Increasingly, it is in more-than-human geographies that battles for territorial sovereignty are being waged. Political appropriation of the maritime, aerial, and subterranean realms demands cutting-edge and ever more sophisticated human-machine assemblages, and this finetuning is gradually leading to assemblages skewed in favor of the nonhuman. Unmanned aircrafts are lighter, can stay in the air for up to fifty hours at a time, and can "partake in high-altitude and high-speed missions that are impossible for human pilots to safely endure" (Packer and Reeves 2017: 270). In assemblages where technology initially was a prosthetic extension, the human component now constitutes the weakest node, increasingly superfluous and obsolete.
The widening breach between human experience and the new realities of territorial management and sovereignty has a direct incidence on the relationship between cartographic representations and the territory. The promissory role of cartography, so crucial in earlier colonial forays where the map routinely preceded the territory, has now lost much of its force. Static portrayals of the nation-state such as the logomap are poorly suited to reflect territorial realities, and indeed seem increasingly irrelevant in a (near) future dominated by AI where decisions will be made in a fraction of the time, computing thousands of variables. Rather than reframing the spatial parameters of the nation-state, then, what the Chinese and Japanese maps do is index a territorial imagination resolutely lagging behind new techniques of territorial control.

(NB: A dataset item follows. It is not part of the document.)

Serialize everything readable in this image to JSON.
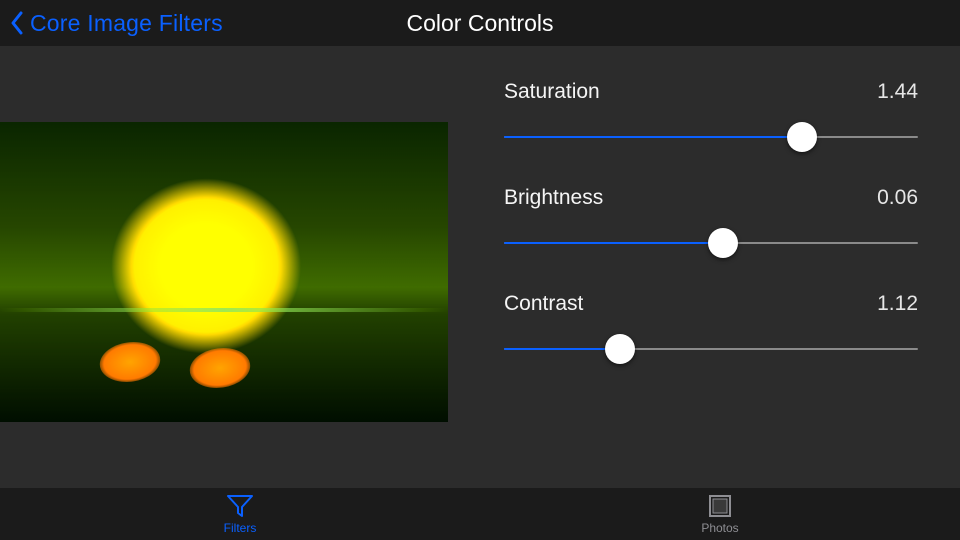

The spatial complexity and mesmerizing beauty of murmurationcontinually morphing, dissolving, and recomposing-cogently illustrate the limits of human comprehension when it comes to emerging forms of territorial control. Yet it is these novel and volumetric geographies-and particularly the planetary-scale computation which Benjamin Bratton terms "the Stack" (2015)-that are set to have the most dramatic impact on our geopolitical realities. As computations distort and deform modern political geographies, they produce new territories in their own image, ushering in new models of geopolitical architecture in their wake.